2015-10-16T22:48:56.528167932 22.191254s info: Table b54de279-1a48-41a1-9c11-0124ee15011f: Configuration is changing.
2015-10-16T22:48:56.531226754 22.194313s info: Table b54de279-1a48-41a1-9c11-0124ee15011f: Configuration is changing.
2015-10-16T22:48:56.745424693 22.408511s info: Table 1bdc7b3f-ceb8-48f5-876a-7665b8d8ab93: Added replica on this server.
2015-10-16T22:48:58.448667275 24.111754s info: Table 1bdc7b3f-ceb8-48f5-876a-7665b8d8ab93: Starting a new Raft election for term 1.
2015-10-16T22:49:30.433658544 56.096745s info: Table 1bdc7b3f-ceb8-48f5-876a-7665b8d8ab93: This server is Raft leader for term 1. Latest log index is 0.

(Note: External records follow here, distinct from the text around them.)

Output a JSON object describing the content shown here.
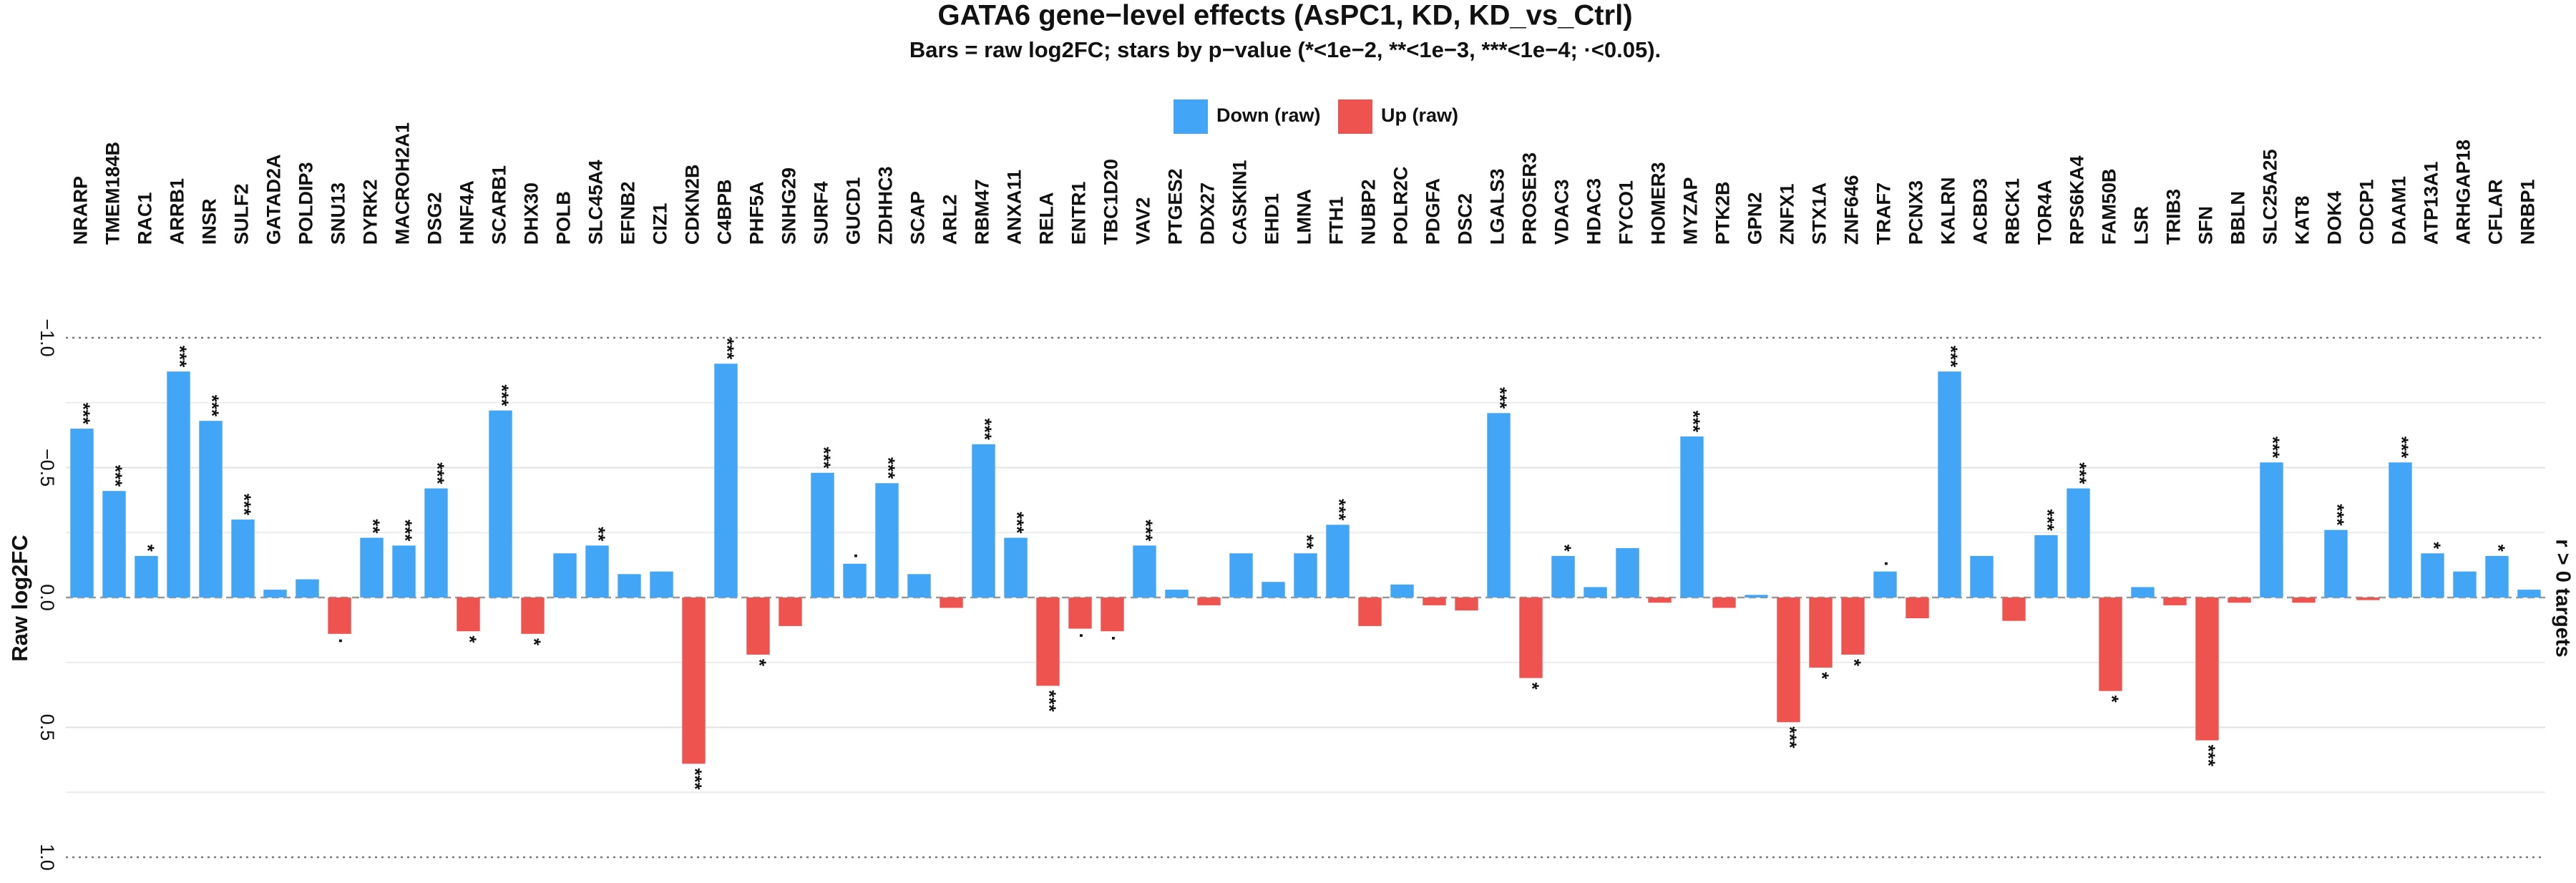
{
  "chart_data": {
    "type": "bar",
    "title": "GATA6 gene−level effects (AsPC1, KD, KD_vs_Ctrl)",
    "subtitle": "Bars = raw log2FC; stars by p−value (*<1e−2, **<1e−3, ***<1e−4; ·<0.05).",
    "y_label": "Raw log2FC",
    "right_label": "r > 0 targets",
    "legend": [
      {
        "name": "Down (raw)",
        "color": "#42a5f5"
      },
      {
        "name": "Up (raw)",
        "color": "#ef5350"
      }
    ],
    "categories": [
      "NRARP",
      "TMEM184B",
      "RAC1",
      "ARRB1",
      "INSR",
      "SULF2",
      "GATAD2A",
      "POLDIP3",
      "SNU13",
      "DYRK2",
      "MACROH2A1",
      "DSG2",
      "HNF4A",
      "SCARB1",
      "DHX30",
      "POLB",
      "SLC45A4",
      "EFNB2",
      "CIZ1",
      "CDKN2B",
      "C4BPB",
      "PHF5A",
      "SNHG29",
      "SURF4",
      "GUCD1",
      "ZDHHC3",
      "SCAP",
      "ARL2",
      "RBM47",
      "ANXA11",
      "RELA",
      "ENTR1",
      "TBC1D20",
      "VAV2",
      "PTGES2",
      "DDX27",
      "CASKIN1",
      "EHD1",
      "LMNA",
      "FTH1",
      "NUBP2",
      "POLR2C",
      "PDGFA",
      "DSC2",
      "LGALS3",
      "PROSER3",
      "VDAC3",
      "HDAC3",
      "FYCO1",
      "HOMER3",
      "MYZAP",
      "PTK2B",
      "GPN2",
      "ZNFX1",
      "STX1A",
      "ZNF646",
      "TRAF7",
      "PCNX3",
      "KALRN",
      "ACBD3",
      "RBCK1",
      "TOR4A",
      "RPS6KA4",
      "FAM50B",
      "LSR",
      "TRIB3",
      "SFN",
      "BBLN",
      "SLC25A25",
      "KAT8",
      "DOK4",
      "CDCP1",
      "DAAM1",
      "ATP13A1",
      "ARHGAP18",
      "CFLAR",
      "NRBP1"
    ],
    "values": [
      -0.65,
      -0.41,
      -0.16,
      -0.87,
      -0.68,
      -0.3,
      -0.03,
      -0.07,
      0.14,
      -0.23,
      -0.2,
      -0.42,
      0.13,
      -0.72,
      0.14,
      -0.17,
      -0.2,
      -0.09,
      -0.1,
      0.64,
      -0.9,
      0.22,
      0.11,
      -0.48,
      -0.13,
      -0.44,
      -0.09,
      0.04,
      -0.59,
      -0.23,
      0.34,
      0.12,
      0.13,
      -0.2,
      -0.03,
      0.03,
      -0.17,
      -0.06,
      -0.17,
      -0.28,
      0.11,
      -0.05,
      0.03,
      0.05,
      -0.71,
      0.31,
      -0.16,
      -0.04,
      -0.19,
      0.02,
      -0.62,
      0.04,
      -0.01,
      0.48,
      0.27,
      0.22,
      -0.1,
      0.08,
      -0.87,
      -0.16,
      0.09,
      -0.24,
      -0.42,
      0.36,
      -0.04,
      0.03,
      0.55,
      0.02,
      -0.52,
      0.02,
      -0.26,
      0.01,
      -0.52,
      -0.17,
      -0.1,
      -0.16,
      -0.03
    ],
    "stars": [
      "***",
      "***",
      "*",
      "***",
      "***",
      "***",
      null,
      null,
      "·",
      "**",
      "***",
      "***",
      "*",
      "***",
      "*",
      null,
      "**",
      null,
      null,
      "***",
      "***",
      "*",
      null,
      "***",
      "·",
      "***",
      null,
      null,
      "***",
      "***",
      "***",
      "·",
      "·",
      "***",
      null,
      null,
      null,
      null,
      "**",
      "***",
      null,
      null,
      null,
      null,
      "***",
      "*",
      "*",
      null,
      null,
      null,
      "***",
      null,
      null,
      "***",
      "*",
      "*",
      "·",
      null,
      "***",
      null,
      null,
      "***",
      "***",
      "*",
      null,
      null,
      "***",
      null,
      "***",
      null,
      "***",
      null,
      "***",
      "*",
      null,
      "*",
      null
    ],
    "ylim": [
      -1,
      1
    ],
    "yticks": [
      {
        "value": -1,
        "label": "−1.0"
      },
      {
        "value": -0.5,
        "label": "−0.5"
      },
      {
        "value": 0,
        "label": "0.0"
      },
      0.5,
      {
        "value": 1,
        "label": "1.0"
      }
    ],
    "y_inverted": true,
    "grid": true
  }
}
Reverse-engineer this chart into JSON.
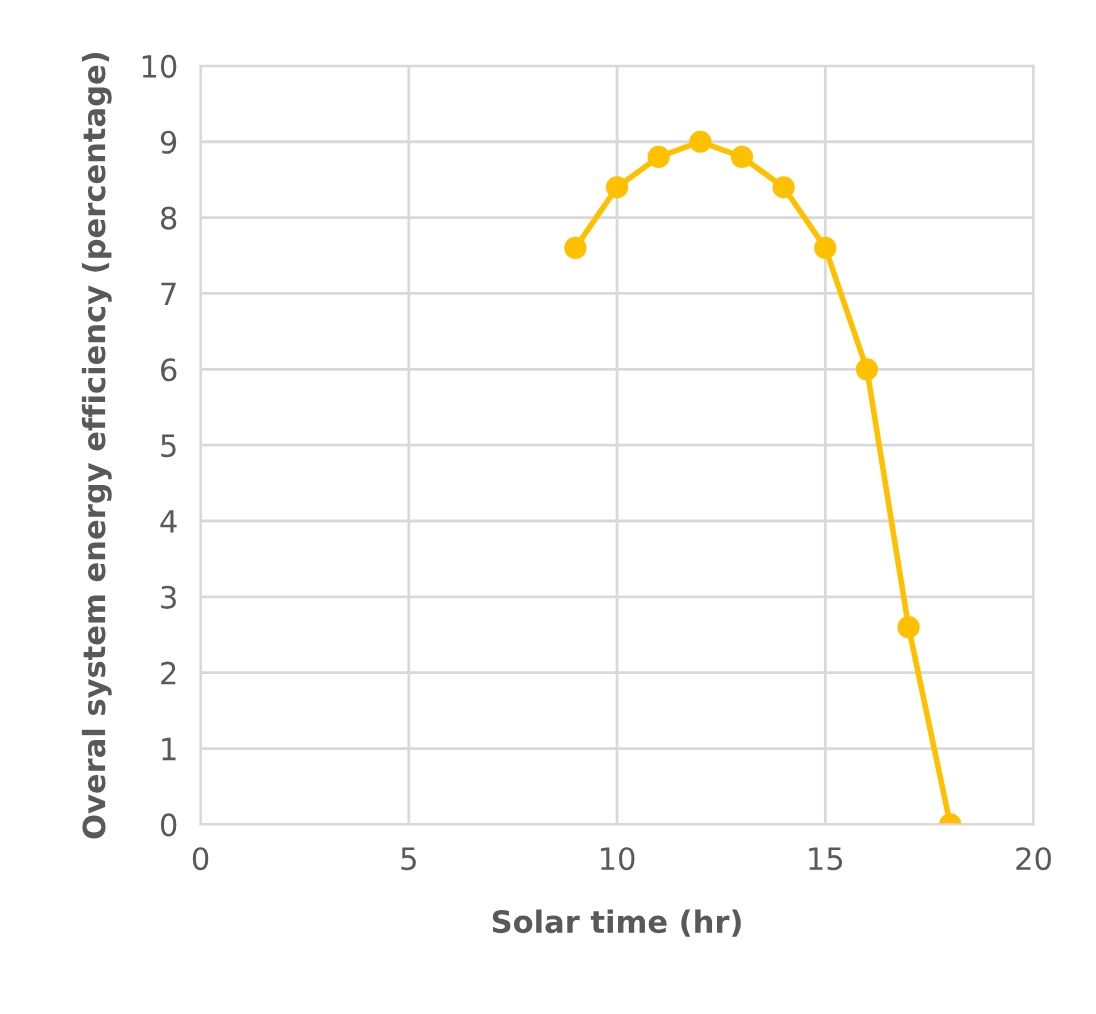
{
  "chart_data": {
    "type": "line",
    "xlabel": "Solar time (hr)",
    "ylabel": "Overal system energy efficiency (percentage)",
    "x": [
      9,
      10,
      11,
      12,
      13,
      14,
      15,
      16,
      17,
      18
    ],
    "series": [
      {
        "color": "#ffc000",
        "values": [
          7.6,
          8.4,
          8.8,
          9.0,
          8.8,
          8.4,
          7.6,
          6.0,
          2.6,
          0.0
        ]
      }
    ],
    "xlim": [
      0,
      20
    ],
    "xticks": [
      0,
      5,
      10,
      15,
      20
    ],
    "ylim": [
      0,
      10
    ],
    "yticks": [
      0,
      1,
      2,
      3,
      4,
      5,
      6,
      7,
      8,
      9,
      10
    ],
    "grid": true,
    "marker": "circle",
    "line_style": "solid",
    "legend": false
  }
}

on our passing instances we get basically the same logs but they continue on:

2015-10-16T22:49:33.660215857 59.318106s info: Table ccf13a97-ea42-4a0a-bb9b-69518a04a967: Configuration is changing.
2015-10-16T22:49:33.663105826 59.320996s info: Table ccf13a97-ea42-4a0a-bb9b-69518a04a967: Configuration is changing.
2015-10-16T22:49:33.888906778 59.546798s info: Table 0d29653f-2a2d-4bd5-a770-1481f1d3e532: Added replica on this server.
2015-10-16T22:49:35.222377905 60.880269s info: Table 0d29653f-2a2d-4bd5-a770-1481f1d3e532: Starting a new Raft election for term 1.
2015-10-16T22:49:35.224147199 60.882038s info: Table 0d29653f-2a2d-4bd5-a770-1481f1d3e532: This server is Raft leader for term 1. Latest log index is 0.
2015-10-16T22:49:35.971305783 61.629196s info: Table 0d29653f-2a2d-4bd5-a770-1481f1d3e532: Configuration is changing.
2015-10-16T22:49:35.974531433 61.632422s info: Table 0d29653f-2a2d-4bd5-a770-1481f1d3e532: Configuration is changing.

anyway, appreciate your help - i guess i should go over to the rethinkdb issues with this.